University president says ‘thousands of Cornellians deplore’ posters urging students to ‘join the white gang’

Illustrative: Anti-Semitic fliers were discovered on the Cornell University campus in Ithaca, New York, on October 23, 2017. (Courtesy of Cornell Daily Sun via JTA)
Illustrative: Anti-Semitic fliers were discovered on the Cornell University campus in Ithaca, New York, on October 23, 2017. (Courtesy of Cornell Daily Sun via JTA)

Anti-Semitic fliers with swastika-like symbols were discovered on the campus of Cornell University in upstate New York.

The posters, which read “Just say no to Jewish lies!” and urged students to “join the white gang,” were discovered Monday morning and taken down the same day. They promoted the “Solar Cross Society,” but there is no such group at Cornell and it does not have an internet presence.

The Ivy League school’s president, Martha Pollack, denounced the fliers.

“Whoever is responsible for these fliers is hiding under the cover of anonymity, having posted them overnight,” she said in a statement.

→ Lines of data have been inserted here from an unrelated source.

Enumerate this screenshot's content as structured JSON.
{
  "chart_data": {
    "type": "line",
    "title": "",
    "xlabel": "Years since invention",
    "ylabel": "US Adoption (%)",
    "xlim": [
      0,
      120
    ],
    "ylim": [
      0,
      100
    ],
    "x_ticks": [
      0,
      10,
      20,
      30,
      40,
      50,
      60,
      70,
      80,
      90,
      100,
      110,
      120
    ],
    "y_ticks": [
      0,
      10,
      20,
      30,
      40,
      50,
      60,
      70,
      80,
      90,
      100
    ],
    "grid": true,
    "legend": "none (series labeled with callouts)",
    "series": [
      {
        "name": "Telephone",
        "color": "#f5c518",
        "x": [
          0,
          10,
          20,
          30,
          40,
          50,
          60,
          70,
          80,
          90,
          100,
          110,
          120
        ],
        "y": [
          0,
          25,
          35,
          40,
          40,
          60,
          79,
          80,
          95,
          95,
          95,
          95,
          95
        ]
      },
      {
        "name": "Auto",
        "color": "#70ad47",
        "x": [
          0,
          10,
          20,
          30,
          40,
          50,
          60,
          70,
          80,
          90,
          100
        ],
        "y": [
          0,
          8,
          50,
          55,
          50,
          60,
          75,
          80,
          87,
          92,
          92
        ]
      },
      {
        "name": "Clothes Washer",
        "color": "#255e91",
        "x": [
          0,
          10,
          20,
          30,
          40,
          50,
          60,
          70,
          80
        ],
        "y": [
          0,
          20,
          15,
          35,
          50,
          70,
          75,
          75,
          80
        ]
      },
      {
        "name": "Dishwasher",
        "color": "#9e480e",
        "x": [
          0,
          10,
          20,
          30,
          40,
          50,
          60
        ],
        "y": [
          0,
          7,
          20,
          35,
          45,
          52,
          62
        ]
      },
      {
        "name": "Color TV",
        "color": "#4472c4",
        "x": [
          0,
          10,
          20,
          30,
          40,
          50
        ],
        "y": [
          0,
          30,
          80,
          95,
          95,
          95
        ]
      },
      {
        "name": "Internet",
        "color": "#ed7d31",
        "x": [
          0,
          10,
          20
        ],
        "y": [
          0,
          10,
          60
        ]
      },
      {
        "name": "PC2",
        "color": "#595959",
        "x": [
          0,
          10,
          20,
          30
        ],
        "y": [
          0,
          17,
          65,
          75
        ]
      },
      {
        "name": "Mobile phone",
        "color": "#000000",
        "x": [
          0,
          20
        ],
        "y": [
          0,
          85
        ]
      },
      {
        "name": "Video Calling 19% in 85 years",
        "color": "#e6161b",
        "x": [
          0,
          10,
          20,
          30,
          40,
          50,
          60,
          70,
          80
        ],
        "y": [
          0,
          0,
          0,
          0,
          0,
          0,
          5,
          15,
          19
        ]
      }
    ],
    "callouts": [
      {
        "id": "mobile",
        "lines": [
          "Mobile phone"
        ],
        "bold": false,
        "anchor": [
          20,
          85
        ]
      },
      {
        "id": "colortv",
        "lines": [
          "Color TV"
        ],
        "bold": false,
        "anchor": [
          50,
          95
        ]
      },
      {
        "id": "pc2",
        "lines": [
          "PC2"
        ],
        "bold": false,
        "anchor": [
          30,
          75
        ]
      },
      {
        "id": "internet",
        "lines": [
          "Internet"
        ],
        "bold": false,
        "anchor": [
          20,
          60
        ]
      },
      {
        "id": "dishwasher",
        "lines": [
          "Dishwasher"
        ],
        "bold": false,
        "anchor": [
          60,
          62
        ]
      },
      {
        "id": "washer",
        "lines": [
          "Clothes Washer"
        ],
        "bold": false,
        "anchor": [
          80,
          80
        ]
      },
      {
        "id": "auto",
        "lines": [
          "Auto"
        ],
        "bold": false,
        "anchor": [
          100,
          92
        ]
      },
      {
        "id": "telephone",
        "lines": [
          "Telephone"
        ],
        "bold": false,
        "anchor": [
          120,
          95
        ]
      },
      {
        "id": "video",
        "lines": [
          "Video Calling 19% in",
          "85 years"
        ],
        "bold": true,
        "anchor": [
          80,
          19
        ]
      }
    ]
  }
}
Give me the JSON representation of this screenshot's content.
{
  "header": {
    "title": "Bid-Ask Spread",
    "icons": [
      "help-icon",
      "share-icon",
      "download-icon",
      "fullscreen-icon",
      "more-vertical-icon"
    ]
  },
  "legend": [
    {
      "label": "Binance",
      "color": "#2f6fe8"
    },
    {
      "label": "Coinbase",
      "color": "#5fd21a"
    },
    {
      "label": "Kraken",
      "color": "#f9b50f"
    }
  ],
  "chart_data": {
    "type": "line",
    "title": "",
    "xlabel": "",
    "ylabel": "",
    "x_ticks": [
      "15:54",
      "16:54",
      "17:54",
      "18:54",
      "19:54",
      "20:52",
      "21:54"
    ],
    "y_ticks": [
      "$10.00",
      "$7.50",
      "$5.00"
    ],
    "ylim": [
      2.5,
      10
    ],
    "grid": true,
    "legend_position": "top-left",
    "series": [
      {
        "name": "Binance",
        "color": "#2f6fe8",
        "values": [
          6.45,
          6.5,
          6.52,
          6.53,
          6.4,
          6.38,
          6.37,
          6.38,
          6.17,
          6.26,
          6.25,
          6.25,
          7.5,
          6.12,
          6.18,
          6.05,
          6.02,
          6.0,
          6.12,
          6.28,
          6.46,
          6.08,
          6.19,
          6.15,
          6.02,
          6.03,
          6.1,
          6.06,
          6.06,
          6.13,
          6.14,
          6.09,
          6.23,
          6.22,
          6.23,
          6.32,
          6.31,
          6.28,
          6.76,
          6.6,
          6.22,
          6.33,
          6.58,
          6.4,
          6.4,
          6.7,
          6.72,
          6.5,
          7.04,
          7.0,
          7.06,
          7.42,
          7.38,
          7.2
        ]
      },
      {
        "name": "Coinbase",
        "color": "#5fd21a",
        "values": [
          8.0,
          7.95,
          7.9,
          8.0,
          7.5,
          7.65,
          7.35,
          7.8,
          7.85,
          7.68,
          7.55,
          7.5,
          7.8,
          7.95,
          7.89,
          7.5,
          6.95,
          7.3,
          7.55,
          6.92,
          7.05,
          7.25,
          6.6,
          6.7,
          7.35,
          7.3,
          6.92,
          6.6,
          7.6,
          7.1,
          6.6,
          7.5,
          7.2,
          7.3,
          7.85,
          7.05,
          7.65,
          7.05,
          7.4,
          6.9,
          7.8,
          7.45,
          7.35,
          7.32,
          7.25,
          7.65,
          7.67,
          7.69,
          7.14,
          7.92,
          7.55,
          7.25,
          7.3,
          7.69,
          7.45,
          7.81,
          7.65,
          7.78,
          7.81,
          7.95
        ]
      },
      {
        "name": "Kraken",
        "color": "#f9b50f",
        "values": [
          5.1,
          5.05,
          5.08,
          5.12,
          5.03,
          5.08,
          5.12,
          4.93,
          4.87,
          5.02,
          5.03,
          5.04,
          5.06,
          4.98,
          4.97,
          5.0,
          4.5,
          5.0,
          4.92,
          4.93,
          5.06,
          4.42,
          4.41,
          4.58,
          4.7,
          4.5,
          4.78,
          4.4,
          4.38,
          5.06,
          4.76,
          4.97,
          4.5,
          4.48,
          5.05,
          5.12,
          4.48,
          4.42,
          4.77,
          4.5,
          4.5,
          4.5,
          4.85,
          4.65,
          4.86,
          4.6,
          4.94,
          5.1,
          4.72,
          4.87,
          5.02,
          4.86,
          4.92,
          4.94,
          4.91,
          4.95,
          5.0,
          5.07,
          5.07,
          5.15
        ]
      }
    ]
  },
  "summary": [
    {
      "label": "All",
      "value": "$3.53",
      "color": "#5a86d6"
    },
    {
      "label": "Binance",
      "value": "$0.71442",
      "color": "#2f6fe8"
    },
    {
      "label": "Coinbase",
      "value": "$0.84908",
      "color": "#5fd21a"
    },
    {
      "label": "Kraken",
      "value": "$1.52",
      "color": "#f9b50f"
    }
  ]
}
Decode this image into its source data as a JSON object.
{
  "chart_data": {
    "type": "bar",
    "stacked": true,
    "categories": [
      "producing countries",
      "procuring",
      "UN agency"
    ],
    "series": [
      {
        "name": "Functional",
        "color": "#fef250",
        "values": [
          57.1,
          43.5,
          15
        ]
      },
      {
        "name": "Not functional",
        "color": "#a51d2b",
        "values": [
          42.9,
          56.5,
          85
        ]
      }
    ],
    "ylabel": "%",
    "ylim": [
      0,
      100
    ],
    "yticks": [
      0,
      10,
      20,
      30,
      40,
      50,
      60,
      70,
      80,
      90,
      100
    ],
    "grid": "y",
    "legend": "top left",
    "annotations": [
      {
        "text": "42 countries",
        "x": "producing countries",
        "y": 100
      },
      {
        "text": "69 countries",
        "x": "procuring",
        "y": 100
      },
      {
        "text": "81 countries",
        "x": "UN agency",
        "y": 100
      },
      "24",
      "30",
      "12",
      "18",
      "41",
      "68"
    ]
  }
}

Cornell University (photo credit: Wikimedia Commons/CC SA 2.0)

“Whoever they are, they need to ask themselves why they chose our campus, because Cornell reviles their message of hatred; we revile it as an institution, and I know from many personal conversations that thousands of Cornellians deplore it individually.”

Police were investigating the matter and increasing patrols around Jewish buildings on campus, the Cornell Hillel said in an email to the Jewish community.

“We are deeply concerned that a poster of this nature was placed on our campus, as these sentiments run counter to the spirit of diversity and pluralism that our university works to uphold,” Hillel Executive Director Rabbi Ari Weiss said in a statement.